Il faut planter une charmille, semer des glands ; M. de SAINT JAL vous prêtera 7 ou 8 jardiniers. Vous aurez des poires d’été, des poires d’hiver, des pommes et des abricots mieux que fruits à noyaux qui pousseront mieux à Migoule, à cause du bon air. Migoule sera votre secours de l’automne. Les NOIRET possédaient déjà le domaine de PALISSE acheté aux Laporte de Lissac et le domaine du Breuil. Ils sont les plus gros propriétaires fonciers de Brive et Malemort. Ils rachètent aux pères de la Doctrine Chrétienne, héritiers du prieuré de Saint Santin, la rente due sur la Grande Borie, ce qui leur permet de la qualifier de repaire noble ou de château. Ils rendent hommage au vicomte de Turenne, puis en 17 40 au duc de Noailles. Le Domaine noble, qui vaut 1 0 000 livres, confronte Palisse, la Garenne Verte, le chemin de Brive à Saint Santin et le chemin de Brive à Beynat. Les Noiret sont anoblis en devenant conseiller secrétaire du roy en 1705. Les cadets deviennent mousquetaires. En 1792, Jean Jacques Noiret, capitaine au régiment de Champagne, émigre. L’ensemble de ses biens de Brive et de Malemort est vendu. A Malemort, il y a une quinzaine de lots, pour un total de 248 000 livres. La Grande Borie est achetée par Péronne négociant à Brive. (L’abbé Celerier dit qu’il l’a achetée aux Noiret, ce qui est faux.)

LE JAYLE

Le Jayle est sur les hauteurs, au-dessus de la route Brive-Tulle du XIXe siècle et du chemin de fer de 1862. En contre-bas du côté du Chambon se trouvait une villa gallo-romaine ou médiévale appelée Julhac citée en 933 et appartenant à un nommé Humbert qui la donne à l’abbaye de Tulle. Mme Macary (châteaux en Corrèze) cite une famille du Jayle qui aurait participé aux croisades au XIIIe siècle : c’est une légende. La véritable histoire du Jayle commence avec les Cosnac qui se titrent seigneurs du Jayle en 1486 soit par un héritage Faydit en 1451, soit par achat. Jean, alias Guillaume, est maître d’hôtel d’Annet de Cosnac cadet des vicomtes. Il est capitaine de Servières, où il possède le Domaine des Bordes en 1491 . Il meurt en 1 505. Sa fille, Françoise de Cosnac, épouse en 1520 Jean du Breuil seigneur de Chastanzeau qui se fait appeler du Breuil de Cosnac. D’où Antoine, époux en 1553 de sa cousine, Marguerite de Cosnac.

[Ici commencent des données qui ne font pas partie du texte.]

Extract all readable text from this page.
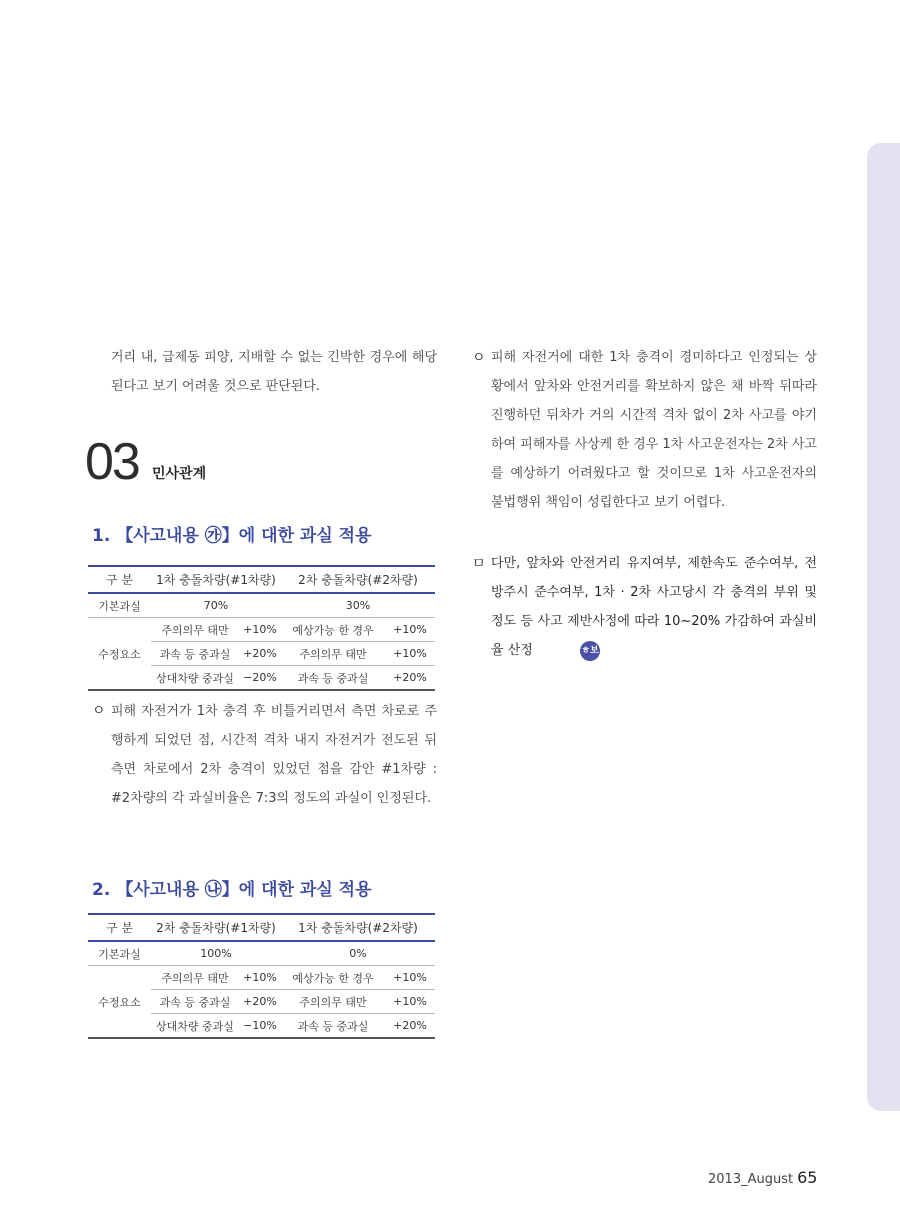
거리 내, 급제동 피양, 지배할 수 없는 긴박한 경우에 해당된다고 보기 어려울 것으로 판단된다.

03 민사관계
1. 【사고내용 ㉮】에 대한 과실 적용
구 분	1차 충돌차량(#1차량)		2차 충돌차량(#2차량)	
기본과실	70%		30%	
수정요소	주의의무 태만	+10%	예상가능 한 경우	+10%
	과속 등 중과실	+20%	주의의무 태만	+10%
	상대차량 중과실	−20%	과속 등 중과실	+20%
ㅇ 피해 자전거가 1차 충격 후 비틀거리면서 측면 차로로 주행하게 되었던 점, 시간적 격차 내지 자전거가 전도된 뒤 측면 차로에서 2차 충격이 있었던 점을 감안 #1차량 : #2차량의 각 과실비율은 7:3의 정도의 과실이 인정된다.

2. 【사고내용 ㉯】에 대한 과실 적용
구 분	2차 충돌차량(#1차량)		1차 충돌차량(#2차량)	
기본과실	100%		0%	
수정요소	주의의무 태만	+10%	예상가능 한 경우	+10%
	과속 등 중과실	+20%	주의의무 태만	+10%
	상대차량 중과실	−10%	과속 등 중과실	+20%
ㅇ 피해 자전거에 대한 1차 충격이 경미하다고 인정되는 상황에서 앞차와 안전거리를 확보하지 않은 채 바짝 뒤따라 진행하던 뒤차가 거의 시간적 격차 없이 2차 사고를 야기하여 피해자를 사상케 한 경우 1차 사고운전자는 2차 사고를 예상하기 어려웠다고 할 것이므로 1차 사고운전자의 불법행위 책임이 성립한다고 보기 어렵다.

ㅁ 다만, 앞차와 안전거리 유지여부, 제한속도 준수여부, 전방주시 준수여부, 1차 · 2차 사고당시 각 충격의 부위 및 정도 등 사고 제반사정에 따라 10~20% 가감하여 과실비율 산정	ㅎ보
2013_August 65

Il est difficile de savoir si les Dubreuil habitent le Jayle ou plutôt Chastanzeau ou à partir de 1650 Chaveribiere*. En 1663, Jean Antoine du Breuil meurt, laissant le Jayle à sa fille Louise qui épouse Jean Charles Germain de la Pommélie. Là encore, l’ont-ils habité ? En tout cas, ils le conservent jusqu’à Léonarde de Maulmont veuve de Jean de la Pommélie et leur fils Jean Baptiste. En 1770, le Jayle est vendu 48 000 livres dont 14 000 L pour la dot de Marianne sœur de Jean Baptiste. L’acheteur est Joseph Cérou, originaire de Gignac, lieutenant criminel au sénéchal de Brive. C’est grâce à la dot de sa femme, Louise Valletaud, et à l’aide de son oncle Pierre Cérou (1709-1797) ancien précepteur de la fille du duc de Parme, qu’il a payé le Jayle à un prix « exorbitant ».

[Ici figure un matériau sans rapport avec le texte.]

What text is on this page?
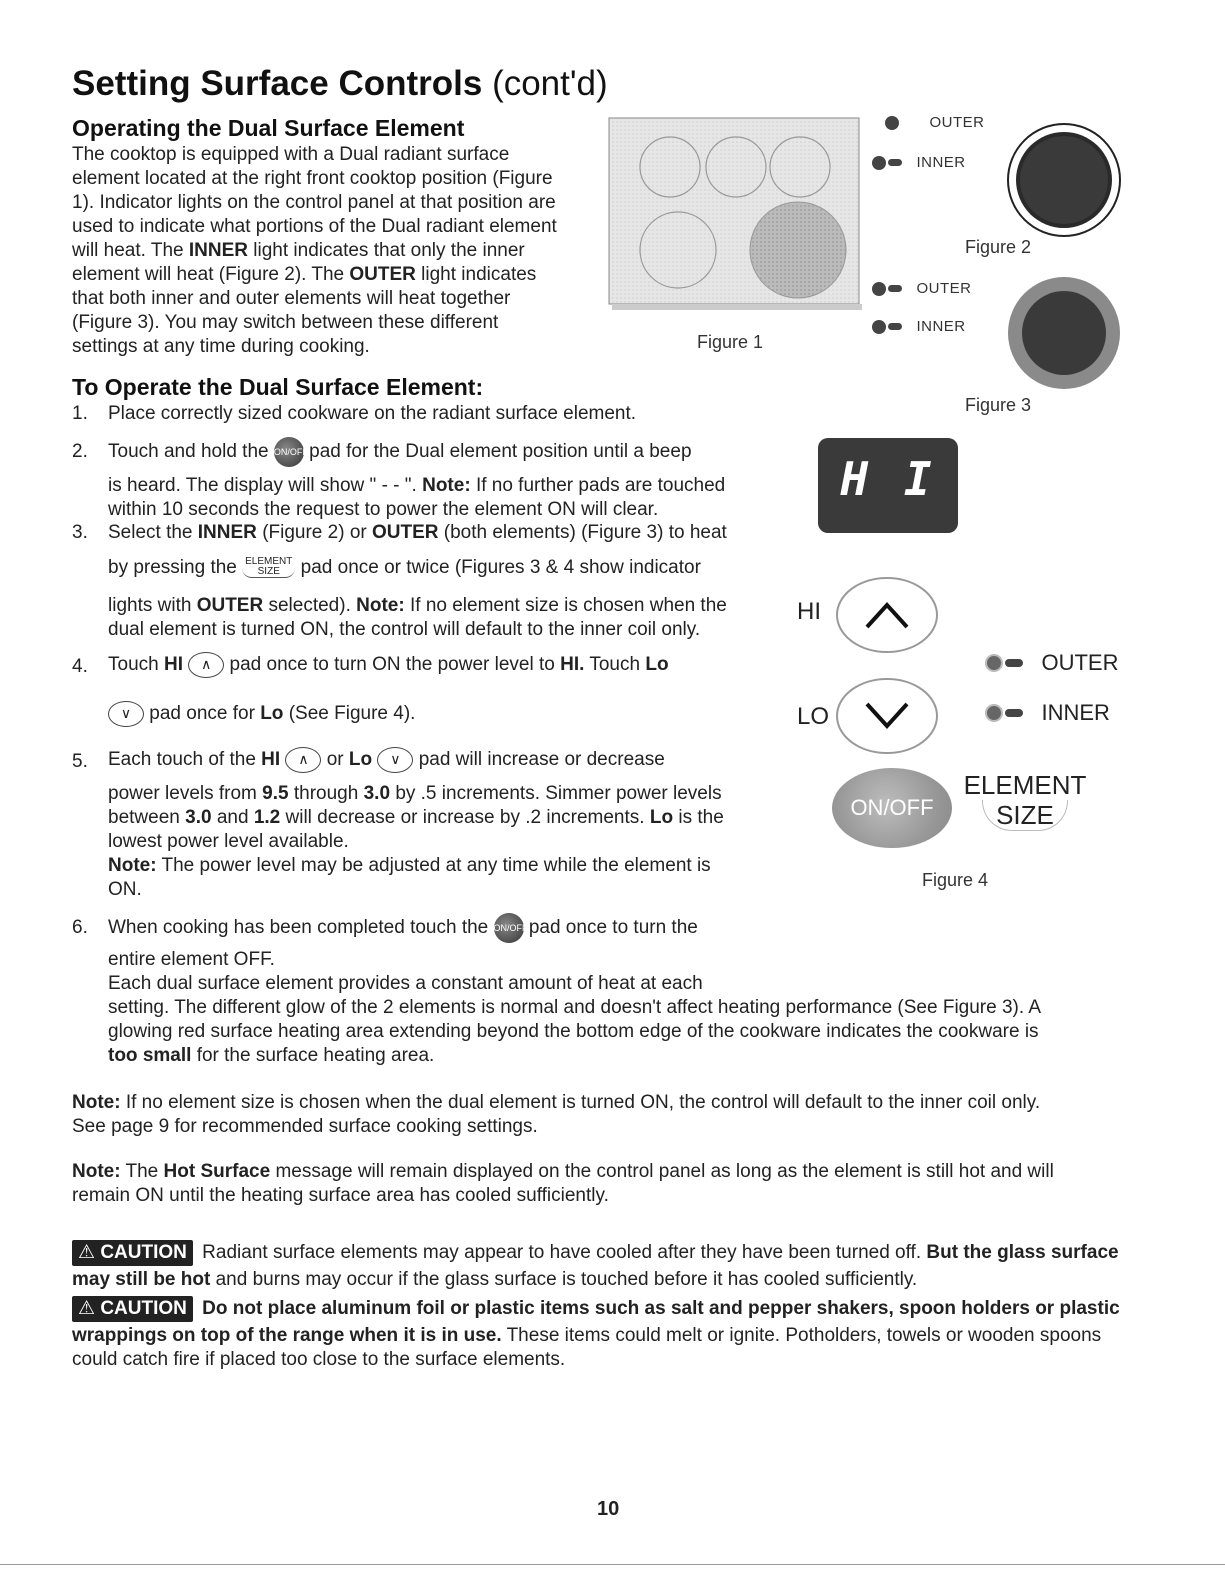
Setting Surface Controls (cont'd)
Operating the Dual Surface Element
The cooktop is equipped with a Dual radiant surface
element located at the right front cooktop position (Figure
1). Indicator lights on the control panel at that position are
used to indicate what portions of the Dual radiant element
will heat. The INNER light indicates that only the inner
element will heat (Figure 2). The OUTER light indicates
that both inner and outer elements will heat together
(Figure 3). You may switch between these different
settings at any time during cooking.	Figure 1
OUTER
INNER
Figure 2
OUTER
INNER
Figure 3
To Operate the Dual Surface Element:
1. Place correctly sized cookware on the radiant surface element.
2. Touch and hold the ON/OFF pad for the Dual element position until a beep
is heard. The display will show " - - ". Note: If no further pads are touched
within 10 seconds the request to power the element ON will clear.
3. Select the INNER (Figure 2) or OUTER (both elements) (Figure 3) to heat
by pressing the ELEMENT
SIZE pad once or twice (Figures 3 & 4 show indicator
lights with OUTER selected). Note: If no element size is chosen when the
dual element is turned ON, the control will default to the inner coil only.
4. Touch HI ∧ pad once to turn ON the power level to HI. Touch Lo
∨ pad once for Lo (See Figure 4).
5. Each touch of the HI ∧ or Lo ∨ pad will increase or decrease
power levels from 9.5 through 3.0 by .5 increments. Simmer power levels
between 3.0 and 1.2 will decrease or increase by .2 increments. Lo is the
lowest power level available.
Note: The power level may be adjusted at any time while the element is
ON.
6. When cooking has been completed touch the ON/OFF pad once to turn the
entire element OFF.
Each dual surface element provides a constant amount of heat at each
setting. The different glow of the 2 elements is normal and doesn't affect heating performance (See Figure 3). A
glowing red surface heating area extending beyond the bottom edge of the cookware indicates the cookware is
too small for the surface heating area.
H I
HI
LO
OUTER
INNER
ON/OFF
ELEMENT
SIZE
Figure 4
Note: If no element size is chosen when the dual element is turned ON, the control will default to the inner coil only.
See page 9 for recommended surface cooking settings.
Note: The Hot Surface message will remain displayed on the control panel as long as the element is still hot and will
remain ON until the heating surface area has cooled sufficiently.
⚠ CAUTION Radiant surface elements may appear to have cooled after they have been turned off. But the glass surface
may still be hot and burns may occur if the glass surface is touched before it has cooled sufficiently.
⚠ CAUTION Do not place aluminum foil or plastic items such as salt and pepper shakers, spoon holders or plastic
wrappings on top of the range when it is in use. These items could melt or ignite. Potholders, towels or wooden spoons
could catch fire if placed too close to the surface elements.
10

Joseph « de » Cérou meurt sans enfants en 1787 et laisse le Jayle à son frère Dominique. Le château peu habité au cours des temps tombe en ruine en 1789. Il n’en reste qu’un corps de logis découvert entre deux grosses tours que la Révolution va abattre. Dominique Cérou commence à en vendre les matériaux. Son fils, Joseph Cérou, médecin à Gignac, le vend en 1849 à Mercure Jean Joseph de Corn, marquis de Corn, pour 42 000 F en paiements échelonnés sur 5 ans. Dans la vente est compris le moulin de Claredent. MERCURE est le fils de Jean de Corn et de Caroline de Verlhac. Il a épousé en 1844 Marie Joséphine Dumas de la Vareille. Il vend le château de Queyssac hérité de son grand-oncle et fait construire au Jayle un château à l’italienne par Albrizzio. Il monte une usine de papier de paille au moulin de Claredent. Sa fille unique, Marie Caroline née en 1844, épouse en 1865 son cousin Jean Charles Dizac, fils de François Dizac et de Catherine de Corn. Sa dot est de 98 000 F moulin compris. Jean Charles Dizac, né à la Martinique, y revient souvent pour s’occuper de ses plantations. Ses deux fils, Francisque et Lof Gabriel dit Joe, s’occupent l’un du Jayle et l’autre de la papeterie. Après la mort de Marie Caroline de Corn en 1936, la papeterie est vendue aux papeteries du Limousin et le château aux Cassard, puis aux Aruis.